Après la précision de leurs horloges et la douceur de leurs chocolats, voici un exemple impressionnant du savoir-faire suisse en ce qui a trait au talent de leurs chanteurs. Thierry Romanens, un personnage intrigant, a offert ce samedi un spectacle très divertissant au Théâtre du Petit-Champlain samedi à Québec.

Après un an et demi d’absence, Thierry Romanens présentait le spectacle tiré de son plus récent album intitulé «Le doigt». Il s’agissait du troisième concert d’une série de quatre. En effet, après avoir fait sa marque à Sherbrooke et Montréal, le lumineux Thierry Romanens est venu charmer Québec avant de terminer son périple à Granby. «Les gens peuvent s’attendre à quelque chose de pas mal. En général, il y a une belle énergie positive qui se dégage de mon spectacle», a annoncé le chanteur quelques minutes avant d’entrer en scène.

Un style inimitable

«Je fais de l’impressionnisme en plus coloré», a déclaré l’artiste en se présentant. Celui pour qui on a inventé un mot pour définir son style musical (on dit de lui qu’il était «romanescent»), considère qu’il fait dans la chanson francophone acoustique, en puisant dans les tendances musicales actuelles tout en variant les intonations. Le résultat original lui vaut bien des compliments. «Les gens aiment le mélange de maturité et de fraîcheur, d’humour et de sensibilité. Il n’y a pas de routine», confie-t-il humblement. Il sait que le public ne demeure pas de glace au terme de certaines de ses chansons. «Nous aimerions être aimés comme ça», a-t-il déjà entendu après l’une de ses chansons d’amour.

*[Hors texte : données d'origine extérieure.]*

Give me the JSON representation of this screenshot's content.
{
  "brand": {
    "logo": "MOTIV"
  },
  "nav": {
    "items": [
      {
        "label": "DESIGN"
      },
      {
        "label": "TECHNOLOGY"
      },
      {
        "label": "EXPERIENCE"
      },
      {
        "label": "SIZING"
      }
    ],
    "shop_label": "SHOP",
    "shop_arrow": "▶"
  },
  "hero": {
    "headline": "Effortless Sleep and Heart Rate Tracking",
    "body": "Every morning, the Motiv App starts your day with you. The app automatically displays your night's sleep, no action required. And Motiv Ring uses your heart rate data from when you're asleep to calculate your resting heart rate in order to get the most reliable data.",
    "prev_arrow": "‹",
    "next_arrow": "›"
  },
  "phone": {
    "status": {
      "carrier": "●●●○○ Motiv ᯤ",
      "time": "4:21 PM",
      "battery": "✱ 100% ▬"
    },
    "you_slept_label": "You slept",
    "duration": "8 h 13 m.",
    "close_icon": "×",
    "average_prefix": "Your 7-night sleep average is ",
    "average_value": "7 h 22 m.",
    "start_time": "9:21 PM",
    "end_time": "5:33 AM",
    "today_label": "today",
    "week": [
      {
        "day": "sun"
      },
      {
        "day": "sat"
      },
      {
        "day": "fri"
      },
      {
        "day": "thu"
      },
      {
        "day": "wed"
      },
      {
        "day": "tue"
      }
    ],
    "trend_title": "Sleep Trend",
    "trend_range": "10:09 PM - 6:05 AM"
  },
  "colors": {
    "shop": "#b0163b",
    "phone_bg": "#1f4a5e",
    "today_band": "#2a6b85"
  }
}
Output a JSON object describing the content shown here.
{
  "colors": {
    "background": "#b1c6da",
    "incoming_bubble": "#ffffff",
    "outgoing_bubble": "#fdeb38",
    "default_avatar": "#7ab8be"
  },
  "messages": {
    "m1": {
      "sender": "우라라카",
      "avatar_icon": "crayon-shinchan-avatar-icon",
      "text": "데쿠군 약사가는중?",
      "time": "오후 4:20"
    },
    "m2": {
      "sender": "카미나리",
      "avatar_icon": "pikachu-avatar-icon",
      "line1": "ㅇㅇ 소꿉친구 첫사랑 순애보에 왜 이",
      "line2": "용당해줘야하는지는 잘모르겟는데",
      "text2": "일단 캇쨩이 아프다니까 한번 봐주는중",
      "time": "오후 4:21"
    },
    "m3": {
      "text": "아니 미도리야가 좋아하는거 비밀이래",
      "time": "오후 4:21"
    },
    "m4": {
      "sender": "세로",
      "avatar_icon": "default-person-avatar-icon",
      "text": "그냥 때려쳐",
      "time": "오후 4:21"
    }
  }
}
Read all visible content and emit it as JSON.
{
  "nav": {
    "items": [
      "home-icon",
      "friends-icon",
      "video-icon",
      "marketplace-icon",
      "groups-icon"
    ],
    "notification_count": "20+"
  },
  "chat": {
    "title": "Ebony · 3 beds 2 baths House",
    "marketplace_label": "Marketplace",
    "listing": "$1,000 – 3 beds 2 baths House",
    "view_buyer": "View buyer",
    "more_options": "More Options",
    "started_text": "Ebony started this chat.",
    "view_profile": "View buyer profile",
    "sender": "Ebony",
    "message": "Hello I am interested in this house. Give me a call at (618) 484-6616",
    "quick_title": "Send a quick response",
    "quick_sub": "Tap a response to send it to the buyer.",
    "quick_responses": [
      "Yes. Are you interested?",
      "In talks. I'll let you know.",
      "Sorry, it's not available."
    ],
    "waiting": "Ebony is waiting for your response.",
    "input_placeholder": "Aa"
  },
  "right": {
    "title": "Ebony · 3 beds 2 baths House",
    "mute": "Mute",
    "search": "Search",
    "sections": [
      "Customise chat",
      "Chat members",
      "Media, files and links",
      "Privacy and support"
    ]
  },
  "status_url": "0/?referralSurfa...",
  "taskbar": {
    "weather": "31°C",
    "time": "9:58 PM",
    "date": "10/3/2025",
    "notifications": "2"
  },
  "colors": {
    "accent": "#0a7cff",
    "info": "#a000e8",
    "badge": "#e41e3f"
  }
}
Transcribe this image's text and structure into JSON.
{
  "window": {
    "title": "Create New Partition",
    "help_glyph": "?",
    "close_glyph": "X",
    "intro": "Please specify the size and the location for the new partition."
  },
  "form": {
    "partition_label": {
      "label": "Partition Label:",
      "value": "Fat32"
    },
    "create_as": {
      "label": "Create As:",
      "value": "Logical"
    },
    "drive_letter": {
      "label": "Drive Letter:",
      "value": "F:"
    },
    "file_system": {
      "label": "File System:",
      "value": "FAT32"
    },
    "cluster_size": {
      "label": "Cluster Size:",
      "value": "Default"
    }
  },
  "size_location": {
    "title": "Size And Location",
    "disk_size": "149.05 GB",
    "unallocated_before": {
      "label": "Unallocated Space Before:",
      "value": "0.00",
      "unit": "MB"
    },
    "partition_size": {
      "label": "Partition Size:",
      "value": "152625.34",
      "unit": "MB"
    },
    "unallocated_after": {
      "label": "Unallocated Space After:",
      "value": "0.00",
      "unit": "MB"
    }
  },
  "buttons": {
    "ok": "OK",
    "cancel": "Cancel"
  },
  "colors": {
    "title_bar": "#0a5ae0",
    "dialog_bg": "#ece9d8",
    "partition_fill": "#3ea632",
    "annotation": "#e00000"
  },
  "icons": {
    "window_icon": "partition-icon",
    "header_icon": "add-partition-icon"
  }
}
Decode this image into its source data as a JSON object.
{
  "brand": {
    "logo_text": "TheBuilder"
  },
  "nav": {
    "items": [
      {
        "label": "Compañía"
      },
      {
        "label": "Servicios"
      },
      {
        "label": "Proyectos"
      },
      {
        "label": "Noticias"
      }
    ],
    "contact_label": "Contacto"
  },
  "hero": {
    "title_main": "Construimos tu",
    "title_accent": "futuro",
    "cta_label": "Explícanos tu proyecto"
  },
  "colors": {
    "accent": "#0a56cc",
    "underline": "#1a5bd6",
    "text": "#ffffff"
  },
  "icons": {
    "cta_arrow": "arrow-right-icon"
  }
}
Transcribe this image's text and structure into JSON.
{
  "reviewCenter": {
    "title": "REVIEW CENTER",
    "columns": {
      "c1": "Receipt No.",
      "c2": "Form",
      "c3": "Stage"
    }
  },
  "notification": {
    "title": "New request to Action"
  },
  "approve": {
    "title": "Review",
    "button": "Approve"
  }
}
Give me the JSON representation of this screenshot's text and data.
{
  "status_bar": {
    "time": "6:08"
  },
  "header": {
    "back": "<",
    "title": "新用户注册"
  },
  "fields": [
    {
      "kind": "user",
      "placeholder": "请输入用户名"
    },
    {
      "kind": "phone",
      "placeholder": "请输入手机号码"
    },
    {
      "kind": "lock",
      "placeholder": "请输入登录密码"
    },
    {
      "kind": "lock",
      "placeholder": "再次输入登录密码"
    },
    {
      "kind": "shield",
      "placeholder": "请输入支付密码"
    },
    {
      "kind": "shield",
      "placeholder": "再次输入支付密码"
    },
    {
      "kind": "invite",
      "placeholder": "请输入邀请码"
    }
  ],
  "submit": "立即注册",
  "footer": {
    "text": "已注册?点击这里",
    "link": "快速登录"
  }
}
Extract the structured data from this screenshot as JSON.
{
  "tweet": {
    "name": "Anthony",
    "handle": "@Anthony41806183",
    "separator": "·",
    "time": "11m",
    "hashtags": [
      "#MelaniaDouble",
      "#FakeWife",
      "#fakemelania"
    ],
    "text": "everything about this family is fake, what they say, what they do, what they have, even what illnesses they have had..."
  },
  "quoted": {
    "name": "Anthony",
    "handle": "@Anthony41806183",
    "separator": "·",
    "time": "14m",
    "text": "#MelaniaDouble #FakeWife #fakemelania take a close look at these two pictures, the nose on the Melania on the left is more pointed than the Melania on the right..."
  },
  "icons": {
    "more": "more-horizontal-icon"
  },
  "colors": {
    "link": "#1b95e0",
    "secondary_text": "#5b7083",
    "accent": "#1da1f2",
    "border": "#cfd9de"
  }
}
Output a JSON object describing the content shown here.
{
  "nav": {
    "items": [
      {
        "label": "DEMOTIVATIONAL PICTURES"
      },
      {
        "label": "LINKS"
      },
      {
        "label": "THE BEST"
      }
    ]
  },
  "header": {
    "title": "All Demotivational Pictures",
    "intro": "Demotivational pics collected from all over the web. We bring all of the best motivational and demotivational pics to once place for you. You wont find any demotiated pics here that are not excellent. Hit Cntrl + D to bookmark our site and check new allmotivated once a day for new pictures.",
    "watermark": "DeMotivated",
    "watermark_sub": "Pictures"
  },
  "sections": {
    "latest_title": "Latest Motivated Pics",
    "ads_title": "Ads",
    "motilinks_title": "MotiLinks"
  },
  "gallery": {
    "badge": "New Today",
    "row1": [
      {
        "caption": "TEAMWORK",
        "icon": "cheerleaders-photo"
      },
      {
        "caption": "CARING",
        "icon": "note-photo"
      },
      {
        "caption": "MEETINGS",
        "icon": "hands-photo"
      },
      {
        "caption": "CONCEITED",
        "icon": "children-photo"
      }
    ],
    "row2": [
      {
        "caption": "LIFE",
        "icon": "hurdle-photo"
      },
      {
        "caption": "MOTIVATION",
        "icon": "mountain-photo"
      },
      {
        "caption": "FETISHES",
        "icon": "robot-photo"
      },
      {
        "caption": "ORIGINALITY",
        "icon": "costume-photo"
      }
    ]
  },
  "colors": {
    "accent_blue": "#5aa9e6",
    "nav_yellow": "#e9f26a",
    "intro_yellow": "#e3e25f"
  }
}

Thierry Romanens dit apprécier particulièrement lorsque la chanson atteint un niveau où elle en surprend même son auteur. «La chanson naît d’un trop-plein d’amour, d’un trop-plein de désespoir ou encore d’un trop-plein de ras-le-bol. J’aime papillonner, garder une curiosité de gamin», a expliqué celui qui jongle avec la poésie et l’humour. Et l’humour, il connaît, puisqu’avant de devenir chanteur, Thierry Romanens était humoriste. Le changement de voie s’est fait il y a huit ans, lorsqu’il s’est rendu compte de la «large palette» de la chanson toute proportion gardée avec celle de l’humour. Un humoriste «doit» être drôle, fait-il remarquer, tandis que le chanteur peut tout simplement l’être. Toutefois, il n’est pas rare que son public le remercie pour «le seul spectacle de chansons pas drôles où j’ai autant ri ».

Actuellement, Thierry Romanens prépare un album qui devrait être finalisé au début 2009, lequel donnera probablement naissance à une nouvelle tournée. «J’aimerais revenir ici une à deux fois par année. Ça dépend du public et de l’intérêt. Ici, c’est comme prendre une bouffée d’air frais pour un chanteur», a-t-il certifié. À son avis, partir en tournée au Québec est une excellente façon de partir loin de chez lui tout en restant très près. Qui plus est, la chanson a un statut privilégié dans le cœur des Québécois, ce qui en fait un public passionné et respectueux du travail des artistes. «Je suis toujours épaté de l’accueil que l’on me réserve», a-t-il conclu.